Abstract Toxoplasma gondii (T. gondii) is an obligate intracellular parasite and the causative agent of toxoplasmosis. During host cell invasion, T. gondii forms an unique membranous compartment called the parasitophorous vacuole (PV). Members of the murine guanylate binding protein (mGBP) family localize around the PV leading to its disruption, but the underlying molecular mechanisms are poorly understood. The aim of this project is to provide a better understanding of the biochemistry of mGBPs as well as to elucidate the molecular mechanisms by which this IFNγ-inducible protein family is able to attack the parasite directly. The GTPase activity of mGBP7 and its oligomerization status were analyzed using a colorimetric assay and multi-angle light scattering (MALS). The structure model of mGBP7 was obtained using I-TASSER homology modeling.

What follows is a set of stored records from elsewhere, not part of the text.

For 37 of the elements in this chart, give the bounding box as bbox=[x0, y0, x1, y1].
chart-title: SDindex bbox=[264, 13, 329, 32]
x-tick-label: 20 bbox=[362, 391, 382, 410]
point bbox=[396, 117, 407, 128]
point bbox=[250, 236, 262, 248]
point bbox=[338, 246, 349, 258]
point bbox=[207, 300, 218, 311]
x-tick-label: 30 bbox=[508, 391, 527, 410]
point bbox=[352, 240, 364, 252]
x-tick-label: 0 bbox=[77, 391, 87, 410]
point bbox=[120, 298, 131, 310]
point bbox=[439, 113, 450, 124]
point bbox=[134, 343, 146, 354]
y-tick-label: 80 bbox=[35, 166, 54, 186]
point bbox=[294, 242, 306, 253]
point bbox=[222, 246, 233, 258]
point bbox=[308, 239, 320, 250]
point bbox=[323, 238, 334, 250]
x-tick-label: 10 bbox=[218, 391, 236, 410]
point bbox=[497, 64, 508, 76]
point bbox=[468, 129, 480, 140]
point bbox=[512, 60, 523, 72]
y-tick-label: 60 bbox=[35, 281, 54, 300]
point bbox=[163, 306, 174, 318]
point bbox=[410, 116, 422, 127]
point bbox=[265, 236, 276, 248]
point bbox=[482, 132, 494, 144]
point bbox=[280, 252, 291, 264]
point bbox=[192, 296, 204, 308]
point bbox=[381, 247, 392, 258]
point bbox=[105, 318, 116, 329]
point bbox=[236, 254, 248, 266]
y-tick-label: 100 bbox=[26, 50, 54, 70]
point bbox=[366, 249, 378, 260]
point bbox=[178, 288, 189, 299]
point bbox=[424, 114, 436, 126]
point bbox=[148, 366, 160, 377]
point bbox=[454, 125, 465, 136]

For the identification of potential mGBP7 interaction partners co-immunoprecipitation (IP) and mass spectrometry (MS) experiments were performed. The obtained biochemical data for mGBP7 display a GTPase activity in the μM range and a positive cooperativity of GTP hydrolysis. Furthermore, the MALS results indicate a transient oligomer formation independent of the presence of nucleotides. Homology modeling reveals an extended C-terminal domain for mGBP7 probably responsible for its oligomerization pattern. The initial mGBP7 IP-MS results offer hints about potential mGBP7 interaction partners and indicate that mGBP7 is ubiquitinated and ISGylated even in the absence of T. gondii infection. The biochemical characterization of mGBP7 as well as the identification of potential mGBP7 interacting proteins will provide new insights into the dynamic interactions at the interface of parasite and host.